A Siamese cat is a life-long partner, living up to 20 years! They make great pets for those homebodies who love the charisma and charm of this intelligent breed. 




Dr. Adedapo Adisa:

The oldest and most known cat globally, the Siamese cat is an affectionate and attention-seeking cat breed originating from Thailand (formerly called Siam).

With a characteristic appearance of a color point and an apple-shaped or wedged-shaped head, depending on the variants, the Siamese cats are known to be full of life and health, boasting an average life expectancy of 10-15 years.

Despite enjoying good health, the Siamese cats are also prone to a couple of health conditions due to defective genes Inherited from previous parents.
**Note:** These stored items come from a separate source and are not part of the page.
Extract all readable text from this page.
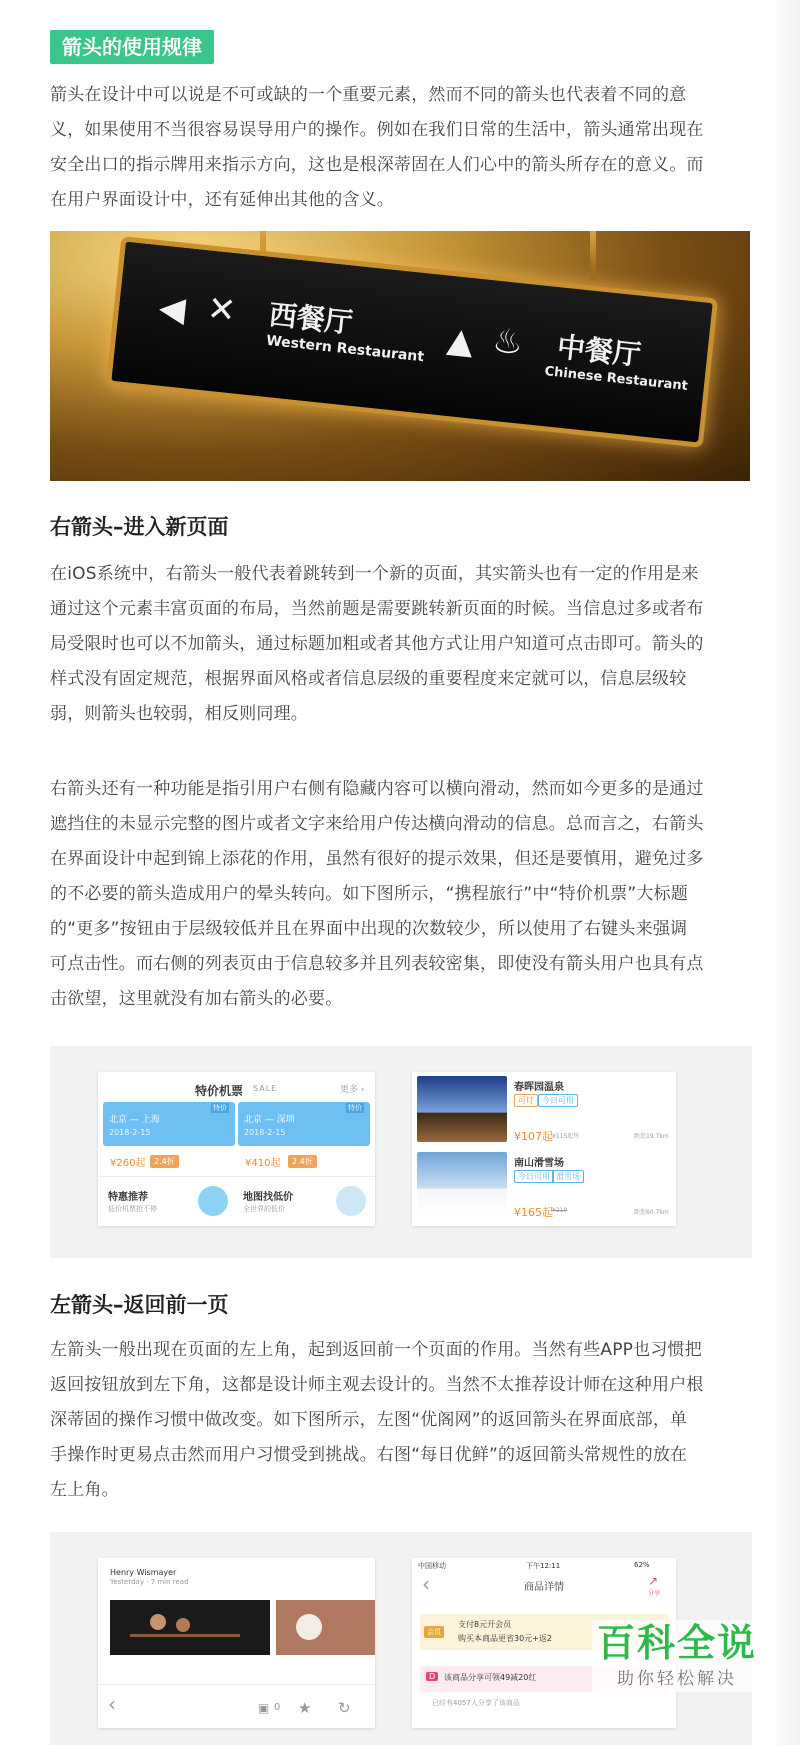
箭头的使用规律
箭头在设计中可以说是不可或缺的一个重要元素，然而不同的箭头也代表着不同的意
义，如果使用不当很容易误导用户的操作。例如在我们日常的生活中，箭头通常出现在
安全出口的指示牌用来指示方向，这也是根深蒂固在人们心中的箭头所存在的意义。而
在用户界面设计中，还有延伸出其他的含义。
◀ ✕ 西餐厅
Western Restaurant ▲ ♨ 中餐厅
Chinese Restaurant
右箭头–进入新页面
在iOS系统中，右箭头一般代表着跳转到一个新的页面，其实箭头也有一定的作用是来
通过这个元素丰富页面的布局，当然前题是需要跳转新页面的时候。当信息过多或者布
局受限时也可以不加箭头，通过标题加粗或者其他方式让用户知道可点击即可。箭头的
样式没有固定规范，根据界面风格或者信息层级的重要程度来定就可以，信息层级较
弱，则箭头也较弱，相反则同理。
右箭头还有一种功能是指引用户右侧有隐藏内容可以横向滑动，然而如今更多的是通过
遮挡住的未显示完整的图片或者文字来给用户传达横向滑动的信息。总而言之，右箭头
在界面设计中起到锦上添花的作用，虽然有很好的提示效果，但还是要慎用，避免过多
的不必要的箭头造成用户的晕头转向。如下图所示，“携程旅行”中“特价机票”大标题
的“更多”按钮由于层级较低并且在界面中出现的次数较少，所以使用了右键头来强调
可点击性。而右侧的列表页由于信息较多并且列表较密集，即使没有箭头用户也具有点
击欲望，这里就没有加右箭头的必要。
特价机票 SALE	更多 ›
特价
北京 — 上海
2018-2-15
¥260起	2.4折
特价
北京 — 深圳
2018-2-15
¥410起	2.4折
特惠推荐
低价机票抢不停
地图找低价
全世界的低价
春晖园温泉
可订	今日可用
¥107起 ¥115起售	距您19.7km
南山滑雪场
今日可用 滑雪场
¥165起 ¥210	距您60.7km
左箭头–返回前一页
左箭头一般出现在页面的左上角，起到返回前一个页面的作用。当然有些APP也习惯把
返回按钮放到左下角，这都是设计师主观去设计的。当然不太推荐设计师在这种用户根
深蒂固的操作习惯中做改变。如下图所示，左图“优阁网”的返回箭头在界面底部，单
手操作时更易点击然而用户习惯受到挑战。右图“每日优鲜”的返回箭头常规性的放在
左上角。
Henry Wismayer
Yesterday · 7 min read
‹	▣ 0 ★ ↻
中国移动	下午12:11	62%
‹	商品详情	↗
分享
会员
支付8元开会员
购买本商品更省30元+返2
D	该商品分享可领49减20红
已经有4057人分享了该商品
百科全说
助你轻松解决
A very prominent inherited medical condition in Siamese cats is progressive retinal atrophy, which affects the light-sensitive thin layer of the eye known as the retina.
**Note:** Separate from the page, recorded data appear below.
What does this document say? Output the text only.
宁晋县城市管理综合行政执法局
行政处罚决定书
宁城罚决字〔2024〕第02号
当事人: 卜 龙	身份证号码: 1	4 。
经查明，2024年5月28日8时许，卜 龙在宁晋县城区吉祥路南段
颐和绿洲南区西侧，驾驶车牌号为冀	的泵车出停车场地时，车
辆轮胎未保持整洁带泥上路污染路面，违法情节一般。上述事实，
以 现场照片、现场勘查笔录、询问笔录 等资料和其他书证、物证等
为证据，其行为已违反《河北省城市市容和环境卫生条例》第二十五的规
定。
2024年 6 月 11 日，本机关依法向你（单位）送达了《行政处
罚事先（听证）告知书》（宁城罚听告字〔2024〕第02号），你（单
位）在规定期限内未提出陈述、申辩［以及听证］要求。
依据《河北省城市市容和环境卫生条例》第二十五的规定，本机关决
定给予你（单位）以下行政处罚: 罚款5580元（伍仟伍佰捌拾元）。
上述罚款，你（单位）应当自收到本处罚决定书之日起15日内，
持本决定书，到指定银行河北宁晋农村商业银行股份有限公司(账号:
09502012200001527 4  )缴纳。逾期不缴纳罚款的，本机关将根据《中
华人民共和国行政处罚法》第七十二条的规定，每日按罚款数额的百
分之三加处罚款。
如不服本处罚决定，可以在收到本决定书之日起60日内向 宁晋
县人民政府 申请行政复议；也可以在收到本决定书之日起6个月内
The condition is a result of a mutation in the rdAc-gene, leading to a degeneration of the retina’s photoreceptors (rods and cones) in affected Siamese cats. 

The photoreceptors are responsible for efficient vision in normal Siamese cats. Still, in Siamese with this inherited condition, once the degeneration of the retina starts, vision is impaired gradually and can progress into loss of sight ultimately.

Some symptoms seen in the Siamese cats with progressive retinal atrophy in cats include 

● Bumping into objects while walking at night.

● Cats may appear nervous in areas with dim light

● Partial loss of sight 

● Uncoordinated movement in cats 

● Increased dilation of the pupils.

Although DNA tests can be conducted to identify the defective gene, if any of these signs are present, it is essential to report to your veterinarian immediately before a complete loss of sight.

In situations where the Siamese cats have been diagnosed with Progressive Retinal atrophy, it is essential to discontinue them from breeding programs.

Other Inherited medical conditions associated with the Siamese cats are neoplastic conditions such as mammary gland tumors, intestinal tumors, and mediastinal tumors.

It’s important to always schedule appointments for routine veterinary checks for the Siamese cats, as this helps to catch any medical conditions faced by the cat breed in time for adequate treatment and a good prognosis.